When workers arrived at daybreak, they passed through rows of bananas that had been sprayed the previous night. Everyone was exposed, said Vitorino Espinoza, leader of an association of former banana workers.

"When the fruit came off the trees, it was dripping with the stuff," he said. "We all touched it with our hands. No one had gloves, like they do now."

Similar stories are heard across Nicaragua.

In Chinandega, Graciela Rodriguez said she lost her husband and 11-year-old son to cancer. Rodriguez, 51, who packed bananas from 1972 to 1980, said her son often played on the plantation while she worked.

Nicolasa Caballero, 55, who worked for banana companies from 1973 to 1988, has large gaping wounds on both legs. In 1985, she lost her 6-month-old son, Reinaldo. Doctors were unable to explain the cause of death, and she has been unable to have more children.

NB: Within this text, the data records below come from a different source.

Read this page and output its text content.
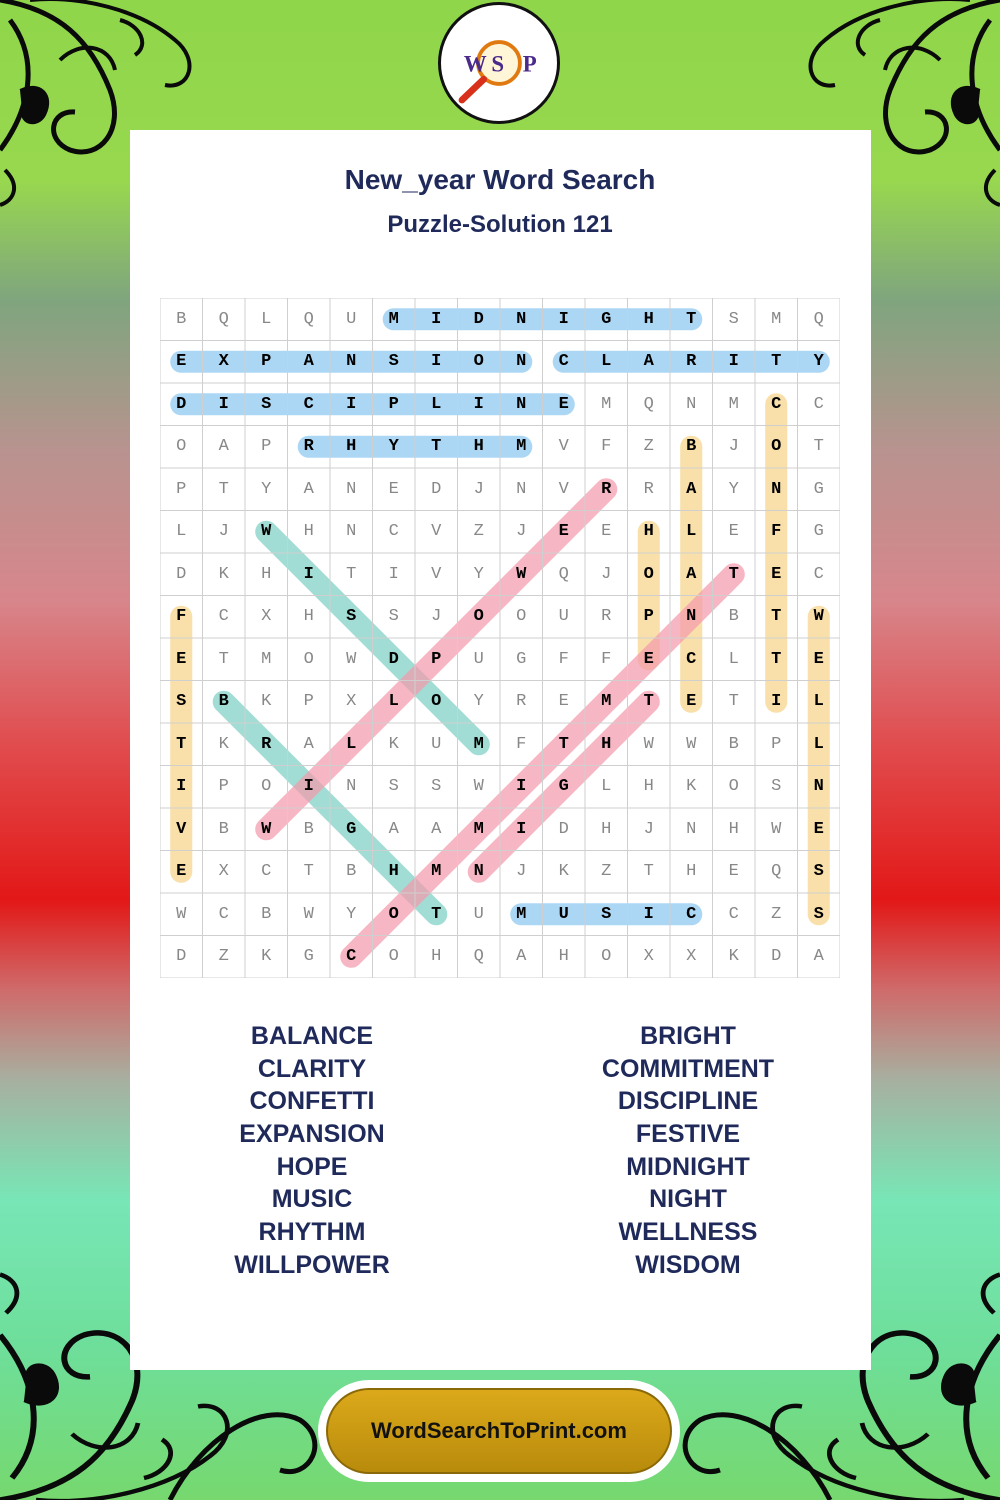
W S P
New_year Word Search
Puzzle-Solution 121
B	Q	L	Q	U	M	I	D	N	I	G	H	T	S	M	Q
E	X	P	A	N	S	I	O	N	C	L	A	R	I	T	Y
D	I	S	C	I	P	L	I	N	E	M	Q	N	M	C	C
O	A	P	R	H	Y	T	H	M	V	F	Z	B	J	O	T
P	T	Y	A	N	E	D	J	N	V	R	R	A	Y	N	G
L	J	W	H	N	C	V	Z	J	E	E	H	L	E	F	G
D	K	H	I	T	I	V	Y	W	Q	J	O	A	T	E	C
F	C	X	H	S	S	J	O	O	U	R	P	N	B	T	W
E	T	M	O	W	D	P	U	G	F	F	E	C	L	T	E
S	B	K	P	X	L	O	Y	R	E	M	T	E	T	I	L
T	K	R	A	L	K	U	M	F	T	H	W	W	B	P	L
I	P	O	I	N	S	S	W	I	G	L	H	K	O	S	N
V	B	W	B	G	A	A	M	I	D	H	J	N	H	W	E
E	X	C	T	B	H	M	N	J	K	Z	T	H	E	Q	S
W	C	B	W	Y	O	T	U	M	U	S	I	C	C	Z	S
D	Z	K	G	C	O	H	Q	A	H	O	X	X	K	D	A
BALANCE
CLARITY
CONFETTI
EXPANSION
HOPE
MUSIC
RHYTHM
WILLPOWER
BRIGHT
COMMITMENT
DISCIPLINE
FESTIVE
MIDNIGHT
NIGHT
WELLNESS
WISDOM
WordSearchToPrint.com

Proving the link between DBCP and these kinds of illness will be crucial to the victims' lawsuit against Dow, Shell and Standard Fruit. The latter left Nicaragua in 1982.

"The easiest case may be linking sterility to the pesticide, because of precedents," said Charles Siegel, a Texas lawyer who specializes in environmental lawsuits. "But claims beyond that are more difficult to prove."

In 1998, Siegel successfully negotiated a $45 million out-of-court settlement with four chemical corporations -- Amvac, Dow, Occidental and Shell -- for 26,000 claimants from 11 countries who demanded compensation for permanent sterility linked to DBCP exposure.

But time is not on the side of Picado and other pesticide victims.

"Don't you think it is right that justice be done?" she asked. "Don't you think I deserve that?"